Qui dira si cette joie religieuse de s’offrir en holocauste aux conséquences de notre crime n’est pas le rappel le plus noble de l’égoïsme humain, qui, dans les abnégations, cherche l’espérance et le droit de se pardonner à lui-même le mal qu’il a commis ?

N’importe : le double sentiment de justice et de douceur, qui avait été jadis l’essence même du caractère d’Arsemar, était passé en Georges à mesure qu’il quittait celui-là : il semblait qu’ils eussent échangé leurs deux âmes.

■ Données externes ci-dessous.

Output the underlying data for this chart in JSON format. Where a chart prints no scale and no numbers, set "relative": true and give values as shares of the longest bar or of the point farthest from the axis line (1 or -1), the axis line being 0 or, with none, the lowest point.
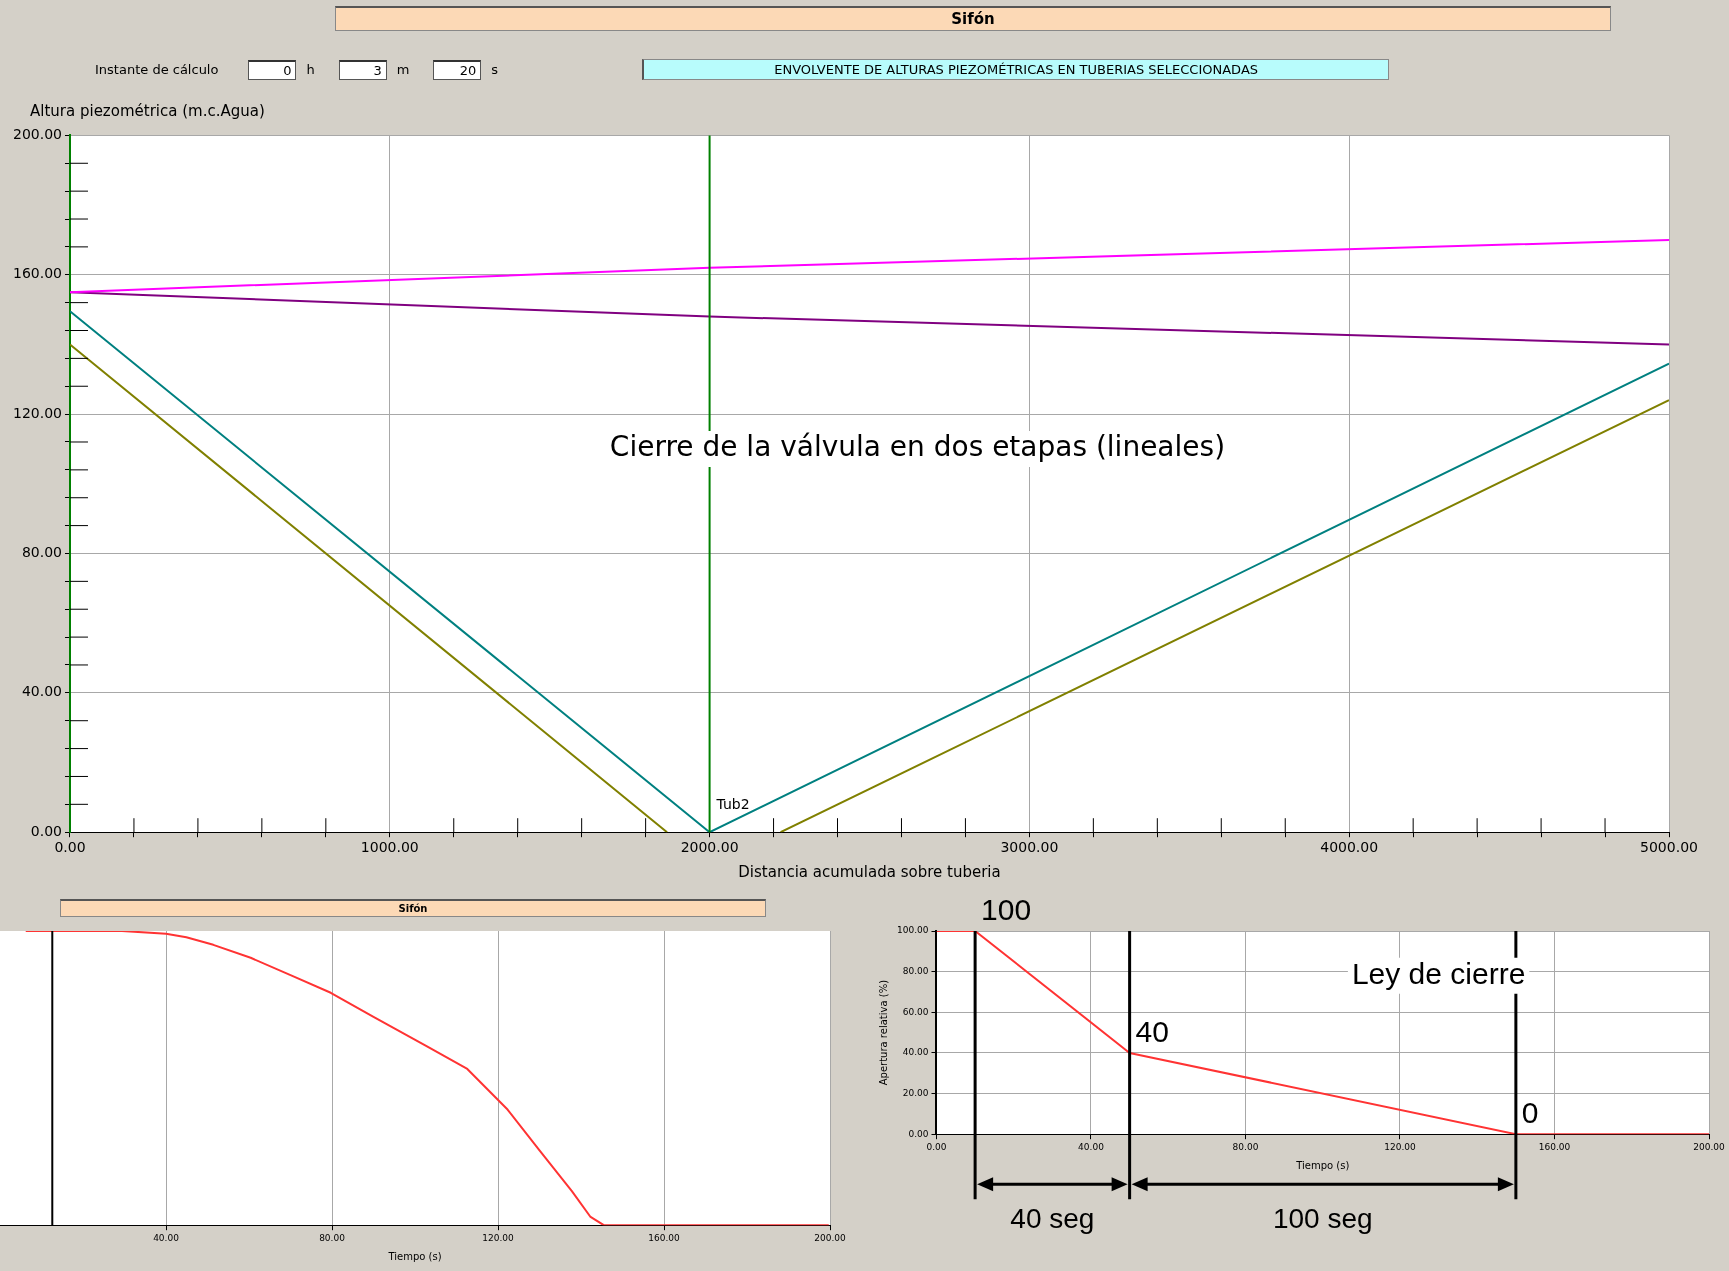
{
  "chart_data": [
    {
      "type": "line",
      "title": "Sifón",
      "subtitle": "ENVOLVENTE DE ALTURAS PIEZOMÉTRICAS EN TUBERIAS SELECCIONADAS",
      "ylabel": "Altura piezométrica (m.c.Agua)",
      "xlabel": "Distancia acumulada sobre tuberia",
      "annotations": [
        "Cierre de la válvula en dos etapas (lineales)",
        "Instante de cálculo",
        "0",
        "h",
        "3",
        "m",
        "20",
        "s"
      ],
      "series": [
        {
          "color": "#ff00ff",
          "x": [
            0,
            2000,
            5000
          ],
          "values": [
            155,
            162,
            170
          ]
        },
        {
          "color": "#800080",
          "x": [
            0,
            2000,
            5000
          ],
          "values": [
            155,
            148,
            140
          ]
        },
        {
          "color": "#008080",
          "x": [
            0,
            2000,
            5000
          ],
          "values": [
            149.5,
            0,
            134.5
          ]
        },
        {
          "color": "#808000",
          "x": [
            0,
            1867,
            2000,
            2222,
            5000
          ],
          "values": [
            140,
            0,
            null,
            0,
            124
          ]
        }
      ],
      "xlim": [
        0,
        5000
      ],
      "ylim": [
        0,
        200
      ],
      "xticks": [
        {
          "value": 0,
          "label": "0.00"
        },
        {
          "value": 200,
          "label": null
        },
        {
          "value": 400,
          "label": null
        },
        {
          "value": 600,
          "label": null
        },
        {
          "value": 800,
          "label": null
        },
        {
          "value": 1000,
          "label": "1000.00"
        },
        {
          "value": 1200,
          "label": null
        },
        {
          "value": 1400,
          "label": null
        },
        {
          "value": 1600,
          "label": null
        },
        {
          "value": 1800,
          "label": null
        },
        {
          "value": 2000,
          "label": "2000.00"
        },
        {
          "value": 2200,
          "label": null
        },
        {
          "value": 2400,
          "label": null
        },
        {
          "value": 2600,
          "label": null
        },
        {
          "value": 2800,
          "label": null
        },
        {
          "value": 3000,
          "label": "3000.00"
        },
        {
          "value": 3200,
          "label": null
        },
        {
          "value": 3400,
          "label": null
        },
        {
          "value": 3600,
          "label": null
        },
        {
          "value": 3800,
          "label": null
        },
        {
          "value": 4000,
          "label": "4000.00"
        },
        {
          "value": 4200,
          "label": null
        },
        {
          "value": 4400,
          "label": null
        },
        {
          "value": 4600,
          "label": null
        },
        {
          "value": 4800,
          "label": null
        },
        {
          "value": 5000,
          "label": "5000.00"
        }
      ],
      "yticks": [
        {
          "value": 0,
          "label": "0.00"
        },
        {
          "value": 8,
          "label": null
        },
        {
          "value": 16,
          "label": null
        },
        {
          "value": 24,
          "label": null
        },
        {
          "value": 32,
          "label": null
        },
        {
          "value": 40,
          "label": "40.00"
        },
        {
          "value": 48,
          "label": null
        },
        {
          "value": 56,
          "label": null
        },
        {
          "value": 64,
          "label": null
        },
        {
          "value": 72,
          "label": null
        },
        {
          "value": 80,
          "label": "80.00"
        },
        {
          "value": 88,
          "label": null
        },
        {
          "value": 96,
          "label": null
        },
        {
          "value": 104,
          "label": null
        },
        {
          "value": 112,
          "label": null
        },
        {
          "value": 120,
          "label": "120.00"
        },
        {
          "value": 128,
          "label": null
        },
        {
          "value": 136,
          "label": null
        },
        {
          "value": 144,
          "label": null
        },
        {
          "value": 152,
          "label": null
        },
        {
          "value": 160,
          "label": "160.00"
        },
        {
          "value": 168,
          "label": null
        },
        {
          "value": 176,
          "label": null
        },
        {
          "value": 184,
          "label": null
        },
        {
          "value": 192,
          "label": null
        },
        {
          "value": 200,
          "label": "200.00"
        }
      ],
      "ref_lines": [
        {
          "axis": "x",
          "value": 2000,
          "label": "Tub2",
          "color": "#008000"
        }
      ],
      "grid": true,
      "marker": "none"
    },
    {
      "type": "line",
      "title": "Sifón",
      "xlabel": "Tiempo (s)",
      "relative": true,
      "series": [
        {
          "color": "#ff3333",
          "x": [
            6.2,
            29.4,
            40,
            44.9,
            51.4,
            60.4,
            70.7,
            79.7,
            90,
            103,
            112.6,
            122.3,
            130,
            137.8,
            142.3,
            145.5,
            199.7
          ],
          "values": [
            1,
            1,
            0.991,
            0.979,
            0.953,
            0.909,
            0.846,
            0.79,
            0.708,
            0.607,
            0.531,
            0.393,
            0.254,
            0.116,
            0.028,
            0,
            0
          ]
        }
      ],
      "xlim": [
        0,
        200
      ],
      "xticks": [
        {
          "value": 40,
          "label": "40.00"
        },
        {
          "value": 80,
          "label": "80.00"
        },
        {
          "value": 120,
          "label": "120.00"
        },
        {
          "value": 160,
          "label": "160.00"
        },
        {
          "value": 200,
          "label": "200.00"
        }
      ],
      "ref_lines": [
        {
          "axis": "x",
          "value": 12.6,
          "color": "#000000"
        }
      ],
      "grid": "x",
      "marker": "none"
    },
    {
      "type": "line",
      "xlabel": "Tiempo (s)",
      "ylabel": "Apertura relativa (%)",
      "annotations": [
        "Ley de cierre",
        {
          "text": "100",
          "x": 10,
          "y": 100
        },
        {
          "text": "40",
          "x": 50,
          "y": 40
        },
        {
          "text": "0",
          "x": 150,
          "y": 0
        },
        "40 seg",
        "100 seg"
      ],
      "series": [
        {
          "color": "#ff3333",
          "x": [
            0,
            10,
            50,
            150,
            200
          ],
          "values": [
            100,
            100,
            40,
            0,
            0
          ]
        }
      ],
      "xlim": [
        0,
        200
      ],
      "ylim": [
        0,
        100
      ],
      "xticks": [
        {
          "value": 0,
          "label": "0.00"
        },
        {
          "value": 40,
          "label": "40.00"
        },
        {
          "value": 80,
          "label": "80.00"
        },
        {
          "value": 120,
          "label": "120.00"
        },
        {
          "value": 160,
          "label": "160.00"
        },
        {
          "value": 200,
          "label": "200.00"
        }
      ],
      "yticks": [
        {
          "value": 0,
          "label": "0.00"
        },
        {
          "value": 20,
          "label": "20.00"
        },
        {
          "value": 40,
          "label": "40.00"
        },
        {
          "value": 60,
          "label": "60.00"
        },
        {
          "value": 80,
          "label": "80.00"
        },
        {
          "value": 100,
          "label": "100.00"
        }
      ],
      "ref_lines": [
        {
          "axis": "x",
          "value": 10,
          "color": "#000000"
        },
        {
          "axis": "x",
          "value": 50,
          "color": "#000000"
        },
        {
          "axis": "x",
          "value": 150,
          "color": "#000000"
        }
      ],
      "grid": true,
      "marker": "none"
    }
  ]
}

Desreynes ne songeait que rarement à celle qui les avait menés à ce point de misère : il avait alors contre elle et toutes les femmes des haines rapides ; contre l’amour aussi, qui brouille la terre, empoisonne les âmes, enrage la vie. — « Qu’est-ce que j’ai fait, en somme ? » Les paradoxes de Mme de Warens revenaient parfois plaider pour lui contre lui-même, et péroraient avec une triomphante véracité.

Mais un tel syllogisme, excusable chez Desreynes, eût été ignominieux chez Arsemar : Pierre le connut pourtant.

— Une minute d’oubli, mais ils ne s’aimaient pas ! Dois-je rester damné pour une minute d’oubli ?

Il la désirait trop, sa femme !

Il allait de la chambre des étreintes à la gondole des sourires : entre elles deux il partageait ses heures ; en elles deux il surchauffait sa fièvre, et dans une perpétuelle consomption attisait ses rêves d’amour.